Couple
of nylon rakes, a straw broom
You would not call us gardeners, and
this is not a garden but a tan parterre,
an eighty-metre length of granite sand
with eight grand planes, left to spread for years,
trees, you might say, from another realm,
stretching to my window on the sixth.
Bruce is 79 and I just caught him up,
and Warren is well into his magic eighties,
which we all agree entitles him to lead.
(Sometimes you drive two hundred miles and
the fuel gauge does not think of budging—
you must be powered by a magic drop of fuel,
that lasts for ever, or seems to, while it lasts.)

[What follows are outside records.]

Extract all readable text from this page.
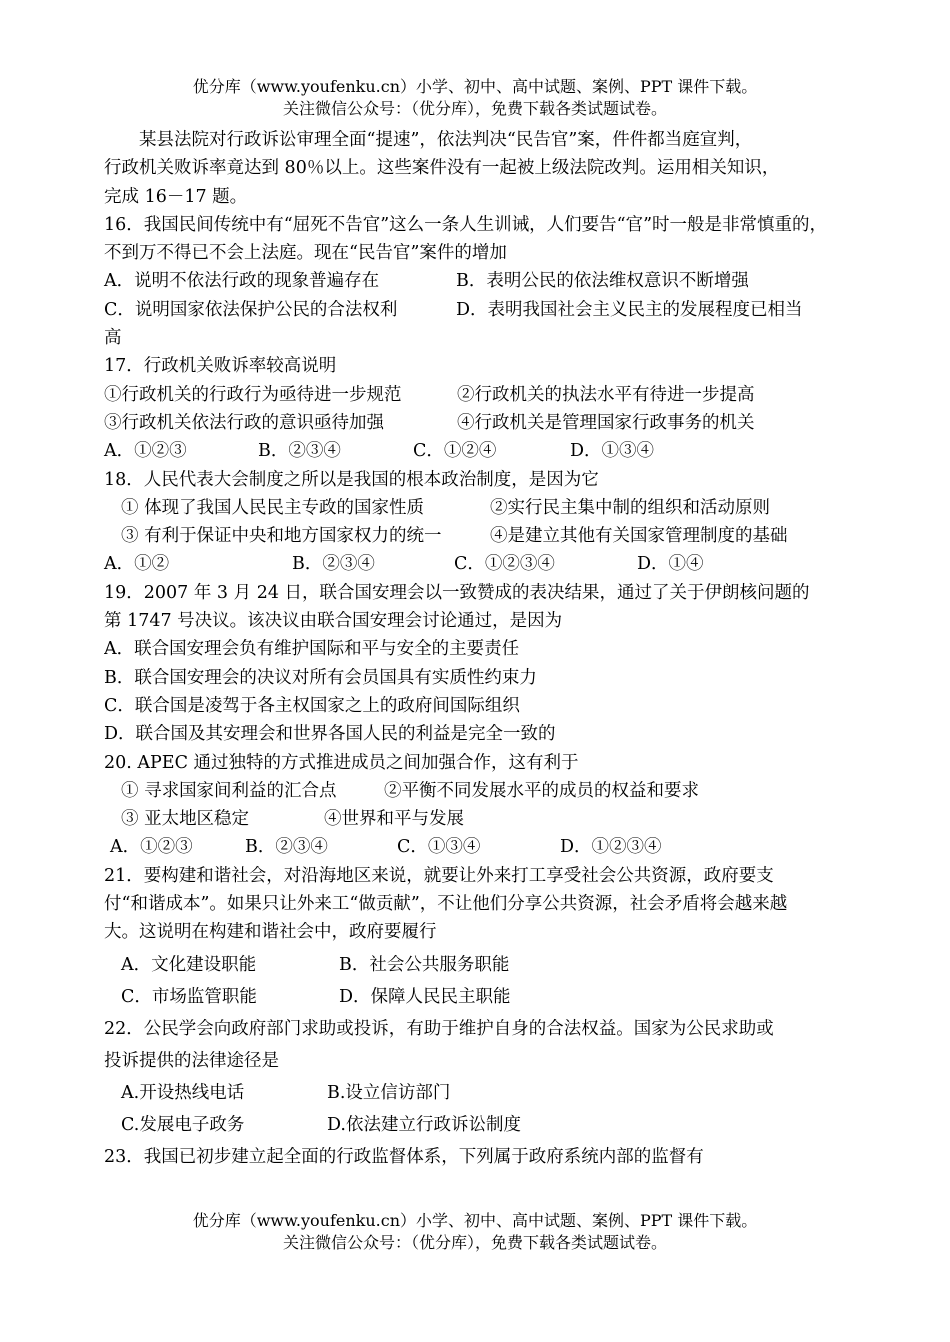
优分库（www.youfenku.cn）小学、初中、高中试题、案例、PPT 课件下载。
关注微信公众号：（优分库），免费下载各类试题试卷。
　　某县法院对行政诉讼审理全面“提速”，依法判决“民告官”案，件件都当庭宣判，
行政机关败诉率竟达到 80％以上。这些案件没有一起被上级法院改判。运用相关知识，
完成 16－17 题。
16．我国民间传统中有“屈死不告官”这么一条人生训诫，人们要告“官”时一般是非常慎重的，
不到万不得已不会上法庭。现在“民告官”案件的增加
A．说明不依法行政的现象普遍存在	B．表明公民的依法维权意识不断增强
C．说明国家依法保护公民的合法权利	D．表明我国社会主义民主的发展程度已相当
高
17．行政机关败诉率较高说明
①行政机关的行政行为亟待进一步规范	②行政机关的执法水平有待进一步提高
③行政机关依法行政的意识亟待加强	④行政机关是管理国家行政事务的机关
A．①②③	B．②③④	C．①②④	D．①③④
18．人民代表大会制度之所以是我国的根本政治制度，是因为它
① 体现了我国人民民主专政的国家性质	②实行民主集中制的组织和活动原则
③ 有利于保证中央和地方国家权力的统一	④是建立其他有关国家管理制度的基础
A．①②	B．②③④	C．①②③④	D．①④
19．2007 年 3 月 24 日，联合国安理会以一致赞成的表决结果，通过了关于伊朗核问题的
第 1747 号决议。该决议由联合国安理会讨论通过，是因为
A．联合国安理会负有维护国际和平与安全的主要责任
B．联合国安理会的决议对所有会员国具有实质性约束力
C．联合国是凌驾于各主权国家之上的政府间国际组织
D．联合国及其安理会和世界各国人民的利益是完全一致的
20. APEC 通过独特的方式推进成员之间加强合作，这有利于
① 寻求国家间利益的汇合点	②平衡不同发展水平的成员的权益和要求
③ 亚太地区稳定	④世界和平与发展
A．①②③	B．②③④	C．①③④	D．①②③④
21．要构建和谐社会，对沿海地区来说，就要让外来打工享受社会公共资源，政府要支
付“和谐成本”。如果只让外来工“做贡献”，不让他们分享公共资源，社会矛盾将会越来越
大。这说明在构建和谐社会中，政府要履行
A．文化建设职能	B．社会公共服务职能
C．市场监管职能	D．保障人民民主职能
22．公民学会向政府部门求助或投诉，有助于维护自身的合法权益。国家为公民求助或
投诉提供的法律途径是
A.开设热线电话	B.设立信访部门
C.发展电子政务	D.依法建立行政诉讼制度
23．我国已初步建立起全面的行政监督体系，下列属于政府系统内部的监督有
优分库（www.youfenku.cn）小学、初中、高中试题、案例、PPT 课件下载。
关注微信公众号：（优分库），免费下载各类试题试卷。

We rake and Warren sweeps the
pavement.
Passing neighbours are reminded of Japan,
but Bruce and I think ourselves to Paris
where we make the Tuileries look smart
and smoke imaginary Gauloises.
I think of Jackson Pollock as we work,
how he left the fall of paint to chance.
Our rake strokes, directed only by the task,
gathering leaves and twigs and bark,
create an unpremeditated patterning,
tight grooves in many overlapped directions,
pleasing to both raker and beholder.
The thought could trick you to try for beauty,
so, I say nothing of the thought to Bruce.
Also, I think of Evan Jones's poem
of raking in the early Canberra winter,
the pile of leaves, 'a slow moist fire',
emblem of the garden's and the poet's past.
Not gardening, but cultivating
something,
a kempt look, tended, a parchment erased
to be re-writ by prams, removalists and bikes,
who begin before we have properly ended.
Soon leaves in millions will let
themselves go,
our green waste bags will plump with dead.
Endless cycle. We do not talk of endings.